Ingredients:
- 8 oz Digestive Biscuits (or Graham Crackers)
- 2 Tbsp Granulated Sugar (for the crust)
- 6 Tbsp Unsalted Butter, melted
- 32 oz Full-Fat Cream Cheese, softened (room temperature)
- 1 ¼ cups Icing Sugar (Powdered Sugar), sifted
- 2 tsp Pure Vanilla Extract
- 2 cups Heavy Cream (Double Cream), very cold
- 1 cup Mini Semi-Sweet Chocolate Chips (for filling)
- 2 Tbsp Mini Semi-Sweet Chocolate Chips (for garnish)
Instructions:
- Crush the Biscuits: Process the biscuits and granulated sugar in a food processor until fine crumbs form. (Alternatively, crush biscuits in a bag with a rolling pin).
- Bind the Base: Pour the melted butter over the crumbs and pulse/mix until the crumbs are evenly moistened and resemble wet sand.
- Press the Crust: Lightly grease a 9-inch springform pan. Press the crumb mixture firmly into the bottom and slightly up the sides (about 1 inch) of the pan using the bottom of a glass or cup.

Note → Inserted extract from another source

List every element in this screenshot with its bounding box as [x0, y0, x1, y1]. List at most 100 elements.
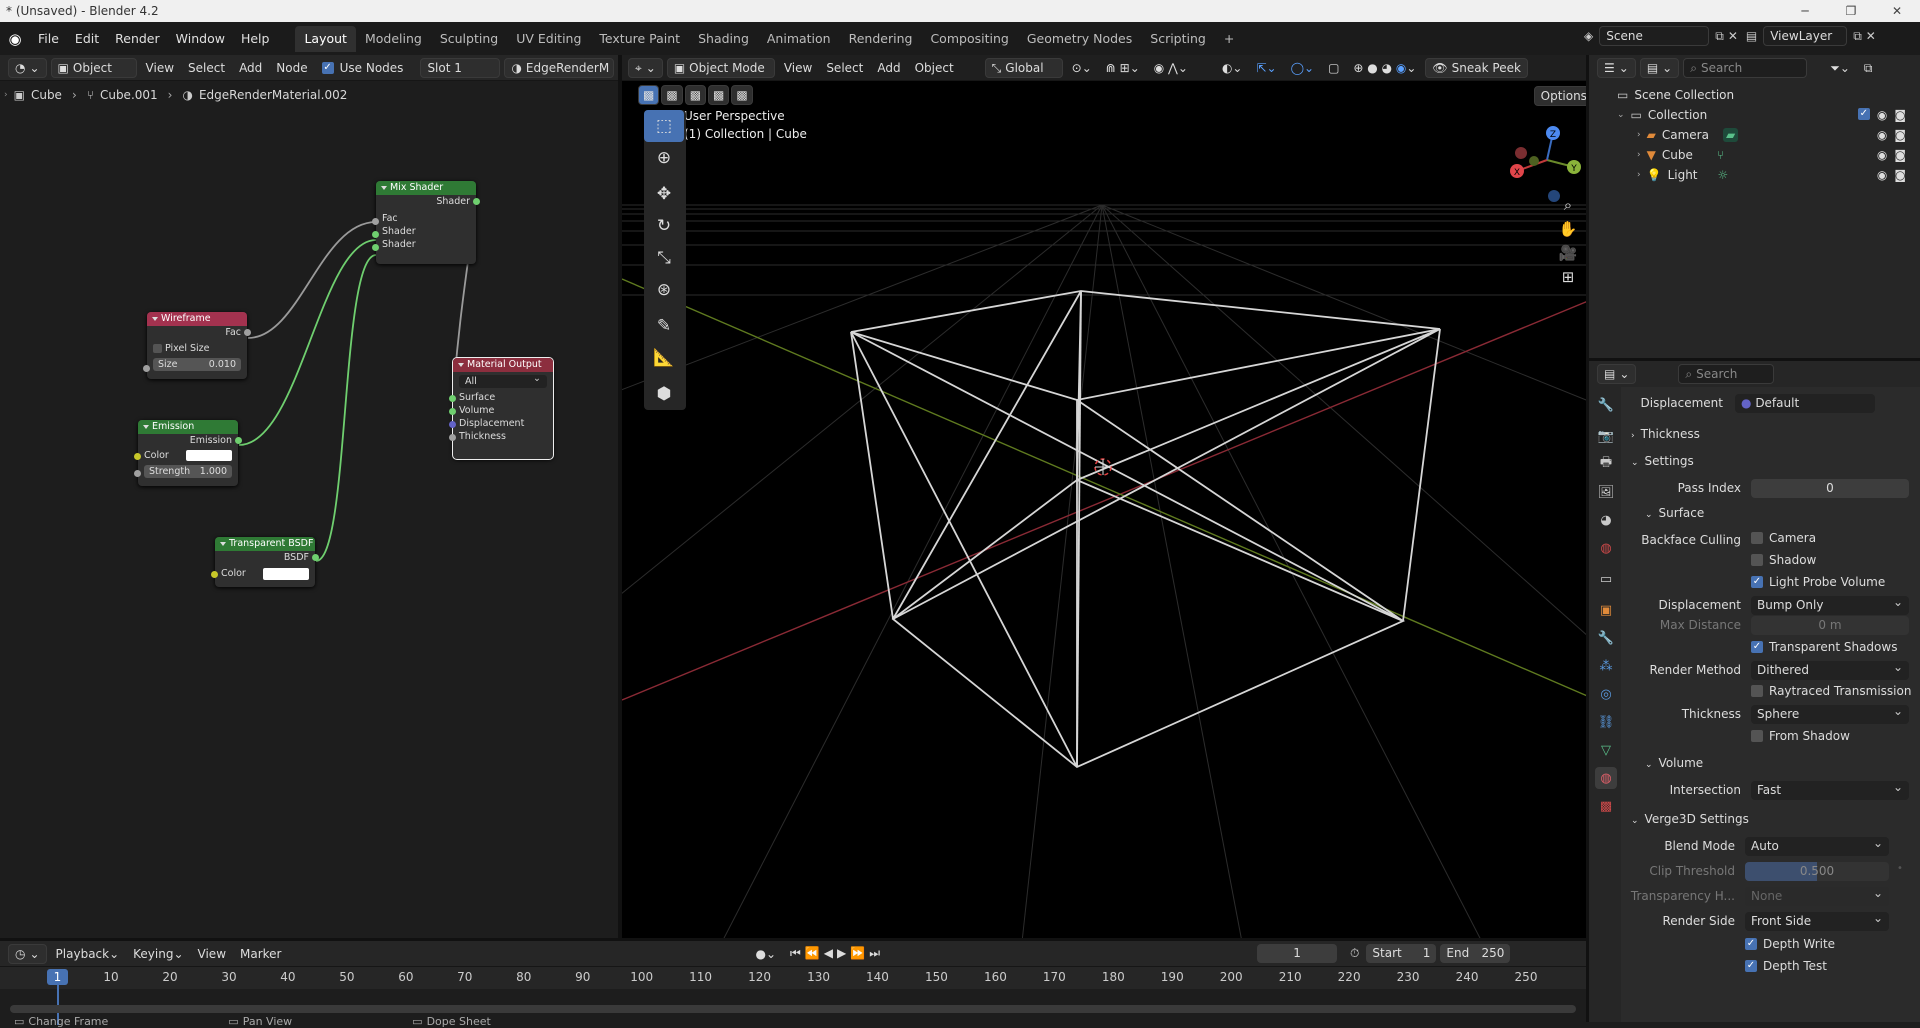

- Chill: Place the crust in the freezer for 15 minutes while preparing the filling to help it set hard.
- Whip the Cream: Pour the very cold heavy cream into the clean bowl of a stand mixer fitted with the whisk attachment. Start on medium speed, gradually increasing to high.
- Form Peaks: Whip until stiff peaks form (the cream should hold its shape when the whisk is lifted). Transfer the whipped cream to a separate bowl and set aside.
- Beat the Cream Cheese: In the mixer bowl, beat the room temperature cream cheese until it is completely smooth and fluffy (about 2-3 minutes). Scrape down the sides often.
- Add Sweetener: Reduce the speed to low. Gradually add the sifted icing sugar and vanilla extract. Mix until just combined, ensuring there are no lumps of sugar or cheese left.
- Fold the Cream: Gently fold about one-third of the reserved whipped cream into the cream cheese mixture to lighten it. Then, gently fold in the remaining whipped cream in two additions, using a large spatula. Ensure the mixture remains light and airy.
- Add Chocolate: Gently fold in 1 cup of the mini chocolate chips until they are evenly distributed.
- Fill the Pan: Spoon the filling over the chilled crust. Smooth the top with the spatula.
- Garnish: Sprinkle the remaining 2 Tbsp of mini chocolate chips over the surface.
- Chill and Set: Cover the pan tightly with plastic wrap and transfer to the refrigerator. Chill for a minimum of 6 hours, preferably overnight, for a clean set and easy slicing.
- Release and Serve: When ready to serve, carefully run a thin, hot knife around the edge before unlocking and removing the springform ring. Slice with a sharp, hot knife for clean portions.